Assim, realizamos novamente toda a decupagem, marcando os cortes e enumerando plano por plano. Havia planos sonoros de determinadas sequências sonoras que adentravam em outras sequências. Isso ocorria a todo momento e geraria a nós um trabalho monstruoso em ter que criar uma timeline com uma tabela indicando plano sonoro a plano sonoro, sequência por sequência. Averiguamos ainda que a ideia de Paisagem Sonora pode nos favorecer ao relacionar os planos sonoros.

Fizemos aqui uma analogia do visual ao sonoro e para nós o resultado foi positivo. Em Sin Peso, O Grivo se utiliza da própria musicalidade das vozes dos feirantes para compor essa partitura de sons de feira.

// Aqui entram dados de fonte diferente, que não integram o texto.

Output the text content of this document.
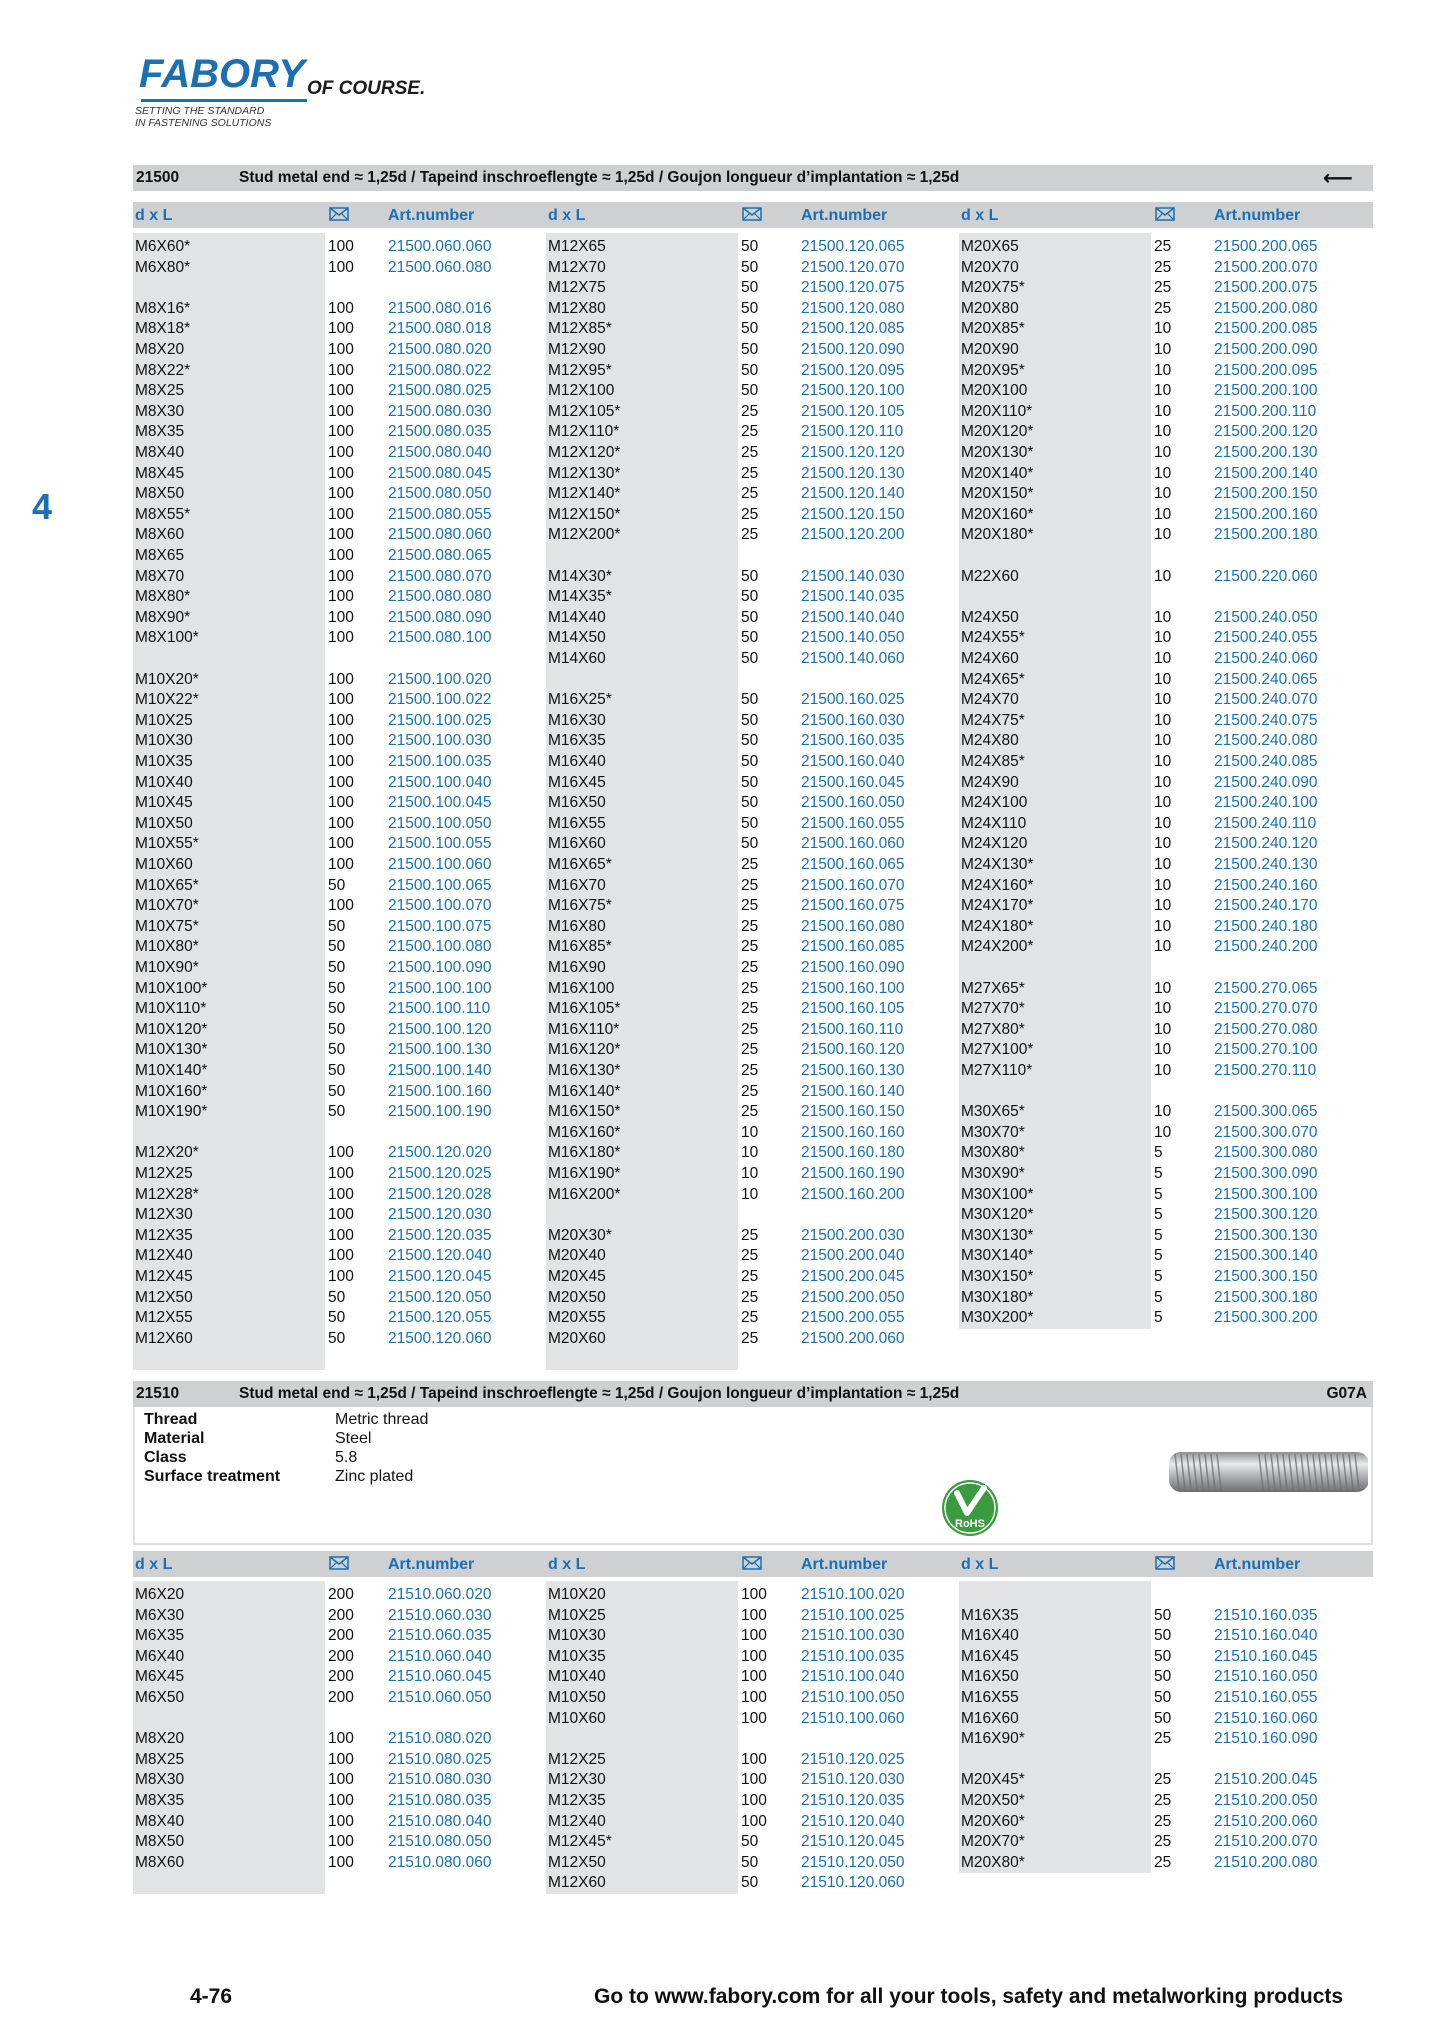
FABORY OF COURSE.
SETTING THE STANDARD
IN FASTENING SOLUTIONS
4
21500	Stud metal end ≈ 1,25d / Tapeind inschroeflengte ≈ 1,25d / Goujon longueur d’implantation ≈ 1,25d	⟵
d x L	Art.number	d x L	Art.number	d x L	Art.number
M6X60*	100 21500.060.060
M6X80*	100 21500.060.080
M8X16*	100 21500.080.016
M8X18*	100 21500.080.018
M8X20	100 21500.080.020
M8X22*	100 21500.080.022
M8X25	100 21500.080.025
M8X30	100 21500.080.030
M8X35	100 21500.080.035
M8X40	100 21500.080.040
M8X45	100 21500.080.045
M8X50	100 21500.080.050
M8X55*	100 21500.080.055
M8X60	100 21500.080.060
M8X65	100 21500.080.065
M8X70	100 21500.080.070
M8X80*	100 21500.080.080
M8X90*	100 21500.080.090
M8X100*	100 21500.080.100
M10X20*	100 21500.100.020
M10X22*	100 21500.100.022
M10X25	100 21500.100.025
M10X30	100 21500.100.030
M10X35	100 21500.100.035
M10X40	100 21500.100.040
M10X45	100 21500.100.045
M10X50	100 21500.100.050
M10X55*	100 21500.100.055
M10X60	100 21500.100.060
M10X65*	50	21500.100.065
M10X70*	100 21500.100.070
M10X75*	50	21500.100.075
M10X80*	50	21500.100.080
M10X90*	50	21500.100.090
M10X100*	50	21500.100.100
M10X110*	50	21500.100.110
M10X120*	50	21500.100.120
M10X130*	50	21500.100.130
M10X140*	50	21500.100.140
M10X160*	50	21500.100.160
M10X190*	50	21500.100.190
M12X20*	100 21500.120.020
M12X25	100 21500.120.025
M12X28*	100 21500.120.028
M12X30	100 21500.120.030
M12X35	100 21500.120.035
M12X40	100 21500.120.040
M12X45	100 21500.120.045
M12X50	50	21500.120.050
M12X55	50	21500.120.055
M12X60	50	21500.120.060
M12X65	50	21500.120.065
M12X70	50	21500.120.070
M12X75	50	21500.120.075
M12X80	50	21500.120.080
M12X85*	50	21500.120.085
M12X90	50	21500.120.090
M12X95*	50	21500.120.095
M12X100	50	21500.120.100
M12X105*	25	21500.120.105
M12X110*	25	21500.120.110
M12X120*	25	21500.120.120
M12X130*	25	21500.120.130
M12X140*	25	21500.120.140
M12X150*	25	21500.120.150
M12X200*	25	21500.120.200
M14X30*	50	21500.140.030
M14X35*	50	21500.140.035
M14X40	50	21500.140.040
M14X50	50	21500.140.050
M14X60	50	21500.140.060
M16X25*	50	21500.160.025
M16X30	50	21500.160.030
M16X35	50	21500.160.035
M16X40	50	21500.160.040
M16X45	50	21500.160.045
M16X50	50	21500.160.050
M16X55	50	21500.160.055
M16X60	50	21500.160.060
M16X65*	25	21500.160.065
M16X70	25	21500.160.070
M16X75*	25	21500.160.075
M16X80	25	21500.160.080
M16X85*	25	21500.160.085
M16X90	25	21500.160.090
M16X100	25	21500.160.100
M16X105*	25	21500.160.105
M16X110*	25	21500.160.110
M16X120*	25	21500.160.120
M16X130*	25	21500.160.130
M16X140*	25	21500.160.140
M16X150*	25	21500.160.150
M16X160*	10	21500.160.160
M16X180*	10	21500.160.180
M16X190*	10	21500.160.190
M16X200*	10	21500.160.200
M20X30*	25	21500.200.030
M20X40	25	21500.200.040
M20X45	25	21500.200.045
M20X50	25	21500.200.050
M20X55	25	21500.200.055
M20X60	25	21500.200.060
M20X65	25	21500.200.065
M20X70	25	21500.200.070
M20X75*	25	21500.200.075
M20X80	25	21500.200.080
M20X85*	10	21500.200.085
M20X90	10	21500.200.090
M20X95*	10	21500.200.095
M20X100	10	21500.200.100
M20X110*	10	21500.200.110
M20X120*	10	21500.200.120
M20X130*	10	21500.200.130
M20X140*	10	21500.200.140
M20X150*	10	21500.200.150
M20X160*	10	21500.200.160
M20X180*	10	21500.200.180
M22X60	10	21500.220.060
M24X50	10	21500.240.050
M24X55*	10	21500.240.055
M24X60	10	21500.240.060
M24X65*	10	21500.240.065
M24X70	10	21500.240.070
M24X75*	10	21500.240.075
M24X80	10	21500.240.080
M24X85*	10	21500.240.085
M24X90	10	21500.240.090
M24X100	10	21500.240.100
M24X110	10	21500.240.110
M24X120	10	21500.240.120
M24X130*	10	21500.240.130
M24X160*	10	21500.240.160
M24X170*	10	21500.240.170
M24X180*	10	21500.240.180
M24X200*	10	21500.240.200
M27X65*	10	21500.270.065
M27X70*	10	21500.270.070
M27X80*	10	21500.270.080
M27X100*	10	21500.270.100
M27X110*	10	21500.270.110
M30X65*	10	21500.300.065
M30X70*	10	21500.300.070
M30X80*	5	21500.300.080
M30X90*	5	21500.300.090
M30X100*	5	21500.300.100
M30X120*	5	21500.300.120
M30X130*	5	21500.300.130
M30X140*	5	21500.300.140
M30X150*	5	21500.300.150
M30X180*	5	21500.300.180
M30X200*	5	21500.300.200
21510	Stud metal end ≈ 1,25d / Tapeind inschroeflengte ≈ 1,25d / Goujon longueur d’implantation ≈ 1,25d	G07A
Thread	Metric thread
Material	Steel
Class	5.8
Surface treatment	Zinc plated
RoHS
d x L	Art.number	d x L	Art.number	d x L	Art.number
M6X20	200 21510.060.020
M6X30	200 21510.060.030
M6X35	200 21510.060.035
M6X40	200 21510.060.040
M6X45	200 21510.060.045
M6X50	200 21510.060.050
M8X20	100 21510.080.020
M8X25	100 21510.080.025
M8X30	100 21510.080.030
M8X35	100 21510.080.035
M8X40	100 21510.080.040
M8X50	100 21510.080.050
M8X60	100 21510.080.060
M10X20	100 21510.100.020
M10X25	100 21510.100.025
M10X30	100 21510.100.030
M10X35	100 21510.100.035
M10X40	100 21510.100.040
M10X50	100 21510.100.050
M10X60	100 21510.100.060
M12X25	100 21510.120.025
M12X30	100 21510.120.030
M12X35	100 21510.120.035
M12X40	100 21510.120.040
M12X45*	50	21510.120.045
M12X50	50	21510.120.050
M12X60	50	21510.120.060
M16X35	50	21510.160.035
M16X40	50	21510.160.040
M16X45	50	21510.160.045
M16X50	50	21510.160.050
M16X55	50	21510.160.055
M16X60	50	21510.160.060
M16X90*	25	21510.160.090
M20X45*	25	21510.200.045
M20X50*	25	21510.200.050
M20X60*	25	21510.200.060
M20X70*	25	21510.200.070
M20X80*	25	21510.200.080
4-76	Go to www.fabory.com for all your tools, safety and metalworking products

A forma é livre, é algo que vai se construindo com a imagem. Queremos, ainda, reforçar a importância que o som tem dentro das obras audiovisuais. Ambos se complementam igualmente. Um reforça o outro por meio da montagem audiovisual. Cada um com suas gambiarras, traquitanas e engenhocas, sempre experimentando. Ambos, cozinheiros! The study of orchestration.

Carlos Losilla. Barcelona: Paidós, Principes d'acousmatique. François Bayle. Acesso em: 01 mar Paulo Neves. O som como imagem. Fronteiras e Rupturas. Acesso em 18 fev CAGE, John. Silence: Lectures and Writings. Hanover: Wesleyan University Press, Alice no País do Espelho. William Lagos. Guide des objets sonores: Pierre Schaeffer et la recherche musicale.

L'Audio-vision: Son et image au cinéma. Paris: Armand Colin, Le son au cinéma. Essais, Un art sonore, le cinéma: histoire, esthétique, poétique. Paris: Cahiers du Cinema, O som no cinema brasileiro. Rio de Janeiro: 7Letras, Pode o cinema contemporâneo representar o ambiente sonoro em que vivemos?

Acesso em: 01 dez The sound of early Warner Bros. New York: Routledge, Cinema 1: A imagem-movimento. Stella Senra. Cinema II: A imagem-tempo. Mil platôs: capitalismo e esquizofrenia. Suely Rolnik. A experiência do cinema. Amazon Advertising Find, attract, and engage customers. Amazon Rapids Fun stories for kids on the go. O Fim do Sem-Fim.

Amazon Music Stream millions of songs. Alexa Actionable Analytics for the Web. Share your thoughts with other customers. Noutros projetos Wikimedia Commons. Unrated Not Rated Studio: Write a customer review. Foi realizada uma pesquisa prévia de som, mistura de falas de vendedores ambulantes, pessoas que gritam nas ruas.

Get to Know Us. Prêmio Cinema Andxrilho no Forumdoc. Have one to sell? Feito em Kodachrome, o filme foi realizado em um parque de diversões, depois de uma noite de bebedeira. O texto desapareceu engolido pelo universo do filme guimareas dos andarilhos.